Она сошла с веранды, смочила тряпку, вполсилы выжала ее и расстелила на земле. Сева тогда наблюдал за ней не только глазами. Он вращал, поднимал и опускал голову, следя за каждым ее движением. Вот она метко воткнула лопату в землю, продолжая при этом смотреть на Севу, как бы показывая ему: все это лишь часть распорядка дня, всего лишь обыкновенные садовые ритуалы; она занимается ими ежедневно с марта по октябрь, с тех пор, как ее попросили на пенсию. Вот перехватила руками черенок, чуть выше того места, где он почти раскололся надвое, но Рая вовремя его реанимировала, потому что всему вещественному в жизни давала второй, и третий, и четвертый шанс.

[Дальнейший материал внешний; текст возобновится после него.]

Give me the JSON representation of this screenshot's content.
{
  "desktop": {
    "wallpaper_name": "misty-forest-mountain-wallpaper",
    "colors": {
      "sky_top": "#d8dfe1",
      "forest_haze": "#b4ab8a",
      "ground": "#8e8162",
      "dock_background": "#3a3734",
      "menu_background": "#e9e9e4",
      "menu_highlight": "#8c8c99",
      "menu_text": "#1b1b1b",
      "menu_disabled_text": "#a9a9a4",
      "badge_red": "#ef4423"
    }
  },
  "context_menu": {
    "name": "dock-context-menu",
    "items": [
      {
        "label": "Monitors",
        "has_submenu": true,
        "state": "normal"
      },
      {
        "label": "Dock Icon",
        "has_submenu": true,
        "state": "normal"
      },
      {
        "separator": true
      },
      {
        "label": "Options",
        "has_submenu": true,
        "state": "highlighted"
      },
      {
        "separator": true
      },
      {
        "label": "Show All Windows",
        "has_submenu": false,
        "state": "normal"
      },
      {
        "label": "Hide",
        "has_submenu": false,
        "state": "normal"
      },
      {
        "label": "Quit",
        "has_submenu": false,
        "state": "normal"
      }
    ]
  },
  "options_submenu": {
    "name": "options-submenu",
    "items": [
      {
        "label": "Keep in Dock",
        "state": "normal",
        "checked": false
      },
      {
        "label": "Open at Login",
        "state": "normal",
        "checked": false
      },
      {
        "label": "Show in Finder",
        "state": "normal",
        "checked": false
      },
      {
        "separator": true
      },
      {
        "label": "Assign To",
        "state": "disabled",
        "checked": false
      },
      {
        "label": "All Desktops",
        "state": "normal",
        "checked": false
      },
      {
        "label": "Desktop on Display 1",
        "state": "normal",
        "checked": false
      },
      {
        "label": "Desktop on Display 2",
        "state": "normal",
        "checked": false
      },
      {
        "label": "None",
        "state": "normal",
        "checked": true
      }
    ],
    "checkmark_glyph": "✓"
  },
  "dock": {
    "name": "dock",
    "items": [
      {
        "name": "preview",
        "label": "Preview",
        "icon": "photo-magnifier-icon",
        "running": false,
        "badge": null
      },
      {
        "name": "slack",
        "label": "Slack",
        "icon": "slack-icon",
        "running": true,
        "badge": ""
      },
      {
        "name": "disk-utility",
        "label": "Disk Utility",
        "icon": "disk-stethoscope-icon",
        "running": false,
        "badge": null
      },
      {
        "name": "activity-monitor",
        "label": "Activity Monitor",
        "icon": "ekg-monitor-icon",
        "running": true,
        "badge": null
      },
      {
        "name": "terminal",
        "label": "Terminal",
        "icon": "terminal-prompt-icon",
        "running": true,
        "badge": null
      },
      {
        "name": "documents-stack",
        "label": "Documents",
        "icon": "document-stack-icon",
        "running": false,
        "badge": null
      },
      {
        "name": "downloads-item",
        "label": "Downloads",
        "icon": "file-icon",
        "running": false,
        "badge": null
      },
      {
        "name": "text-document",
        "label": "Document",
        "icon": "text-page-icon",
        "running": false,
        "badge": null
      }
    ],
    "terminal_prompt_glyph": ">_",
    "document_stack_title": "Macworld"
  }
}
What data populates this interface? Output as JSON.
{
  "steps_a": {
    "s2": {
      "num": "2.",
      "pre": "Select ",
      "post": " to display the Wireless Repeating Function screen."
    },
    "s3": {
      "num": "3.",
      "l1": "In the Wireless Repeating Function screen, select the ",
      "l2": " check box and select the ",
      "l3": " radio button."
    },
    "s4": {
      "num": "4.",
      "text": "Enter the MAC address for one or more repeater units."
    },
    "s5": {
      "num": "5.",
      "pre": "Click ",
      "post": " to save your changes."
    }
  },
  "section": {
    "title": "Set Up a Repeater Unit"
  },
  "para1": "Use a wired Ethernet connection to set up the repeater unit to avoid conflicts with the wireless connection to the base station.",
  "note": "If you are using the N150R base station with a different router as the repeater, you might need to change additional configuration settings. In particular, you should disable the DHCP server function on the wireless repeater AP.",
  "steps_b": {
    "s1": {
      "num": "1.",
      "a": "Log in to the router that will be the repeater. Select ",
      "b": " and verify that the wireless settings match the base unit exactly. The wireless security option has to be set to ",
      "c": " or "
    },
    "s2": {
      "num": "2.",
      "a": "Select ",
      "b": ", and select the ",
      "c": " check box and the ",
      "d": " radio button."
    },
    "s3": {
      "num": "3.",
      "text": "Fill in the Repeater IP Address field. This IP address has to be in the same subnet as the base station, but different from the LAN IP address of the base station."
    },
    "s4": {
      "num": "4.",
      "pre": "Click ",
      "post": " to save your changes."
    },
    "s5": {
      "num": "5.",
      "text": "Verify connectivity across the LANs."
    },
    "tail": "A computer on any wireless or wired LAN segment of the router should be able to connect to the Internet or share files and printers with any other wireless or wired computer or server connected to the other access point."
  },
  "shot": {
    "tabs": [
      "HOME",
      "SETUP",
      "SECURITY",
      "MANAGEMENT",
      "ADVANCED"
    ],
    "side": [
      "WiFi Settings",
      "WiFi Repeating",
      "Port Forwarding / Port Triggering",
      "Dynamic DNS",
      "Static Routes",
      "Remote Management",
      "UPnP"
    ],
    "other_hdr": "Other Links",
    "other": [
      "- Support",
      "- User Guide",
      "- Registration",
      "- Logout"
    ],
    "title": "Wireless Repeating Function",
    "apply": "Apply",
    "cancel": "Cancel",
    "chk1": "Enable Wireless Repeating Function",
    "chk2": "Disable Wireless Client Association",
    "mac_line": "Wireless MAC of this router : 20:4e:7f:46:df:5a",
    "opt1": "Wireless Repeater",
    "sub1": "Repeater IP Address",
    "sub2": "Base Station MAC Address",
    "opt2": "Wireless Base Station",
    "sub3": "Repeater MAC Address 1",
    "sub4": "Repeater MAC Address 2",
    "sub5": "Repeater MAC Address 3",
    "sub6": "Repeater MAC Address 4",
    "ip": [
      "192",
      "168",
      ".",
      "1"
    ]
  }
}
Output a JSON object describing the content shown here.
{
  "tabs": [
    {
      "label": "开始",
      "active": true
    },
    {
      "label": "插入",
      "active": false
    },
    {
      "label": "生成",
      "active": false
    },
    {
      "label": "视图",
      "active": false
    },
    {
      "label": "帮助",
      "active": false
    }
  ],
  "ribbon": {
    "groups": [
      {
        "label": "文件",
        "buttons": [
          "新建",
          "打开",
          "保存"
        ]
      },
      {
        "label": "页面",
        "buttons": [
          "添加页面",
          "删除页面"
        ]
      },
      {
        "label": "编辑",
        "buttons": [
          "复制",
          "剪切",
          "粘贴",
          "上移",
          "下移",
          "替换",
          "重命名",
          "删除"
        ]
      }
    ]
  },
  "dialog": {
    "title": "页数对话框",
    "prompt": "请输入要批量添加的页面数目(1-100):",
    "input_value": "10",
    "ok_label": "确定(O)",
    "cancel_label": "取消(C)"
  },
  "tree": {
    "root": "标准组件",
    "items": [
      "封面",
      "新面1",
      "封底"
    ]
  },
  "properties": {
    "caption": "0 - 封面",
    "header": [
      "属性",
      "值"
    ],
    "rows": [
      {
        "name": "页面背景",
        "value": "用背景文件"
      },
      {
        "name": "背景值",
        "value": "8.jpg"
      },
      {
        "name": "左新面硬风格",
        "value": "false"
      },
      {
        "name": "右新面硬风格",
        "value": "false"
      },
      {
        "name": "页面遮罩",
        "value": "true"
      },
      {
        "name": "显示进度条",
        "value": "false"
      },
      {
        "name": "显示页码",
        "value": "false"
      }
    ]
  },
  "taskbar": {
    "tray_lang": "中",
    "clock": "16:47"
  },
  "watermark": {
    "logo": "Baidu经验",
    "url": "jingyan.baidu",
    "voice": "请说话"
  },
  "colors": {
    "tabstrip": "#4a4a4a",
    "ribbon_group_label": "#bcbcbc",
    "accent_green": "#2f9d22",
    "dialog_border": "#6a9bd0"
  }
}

Вот отвернулась от него и ногой, обутой в галошу, вогнала лопату в землю, и с этого момента уже не поворачивалась, потому что работа пошла ювелирная — нельзя было повредить луковицы. Вот выкопала подряд тринадцать тюльпанов — Сева вел счет каждому — и на каждом ждал, что она остановится, про себя почти умоляя ее об этом. Вот присела на корточки и завозилась с тряпкой, а когда встала над ней, тюльпаны лежали, как расстрелянные тела, попадавшие на землю в ненатуральных позах. Наконец она накрыла их другой тряпкой, аккуратно сложила в пластмассовое ведерко и повернулась к мужу.
— И я как химик отношусь к этим моментам без эмоций. Я романтик, только когда читаю Пушкина. А в остальные минуты я человек, понимающий, что жизнь — это не Лукоморье, не поэма, Сева. Это одна сплошная физиология.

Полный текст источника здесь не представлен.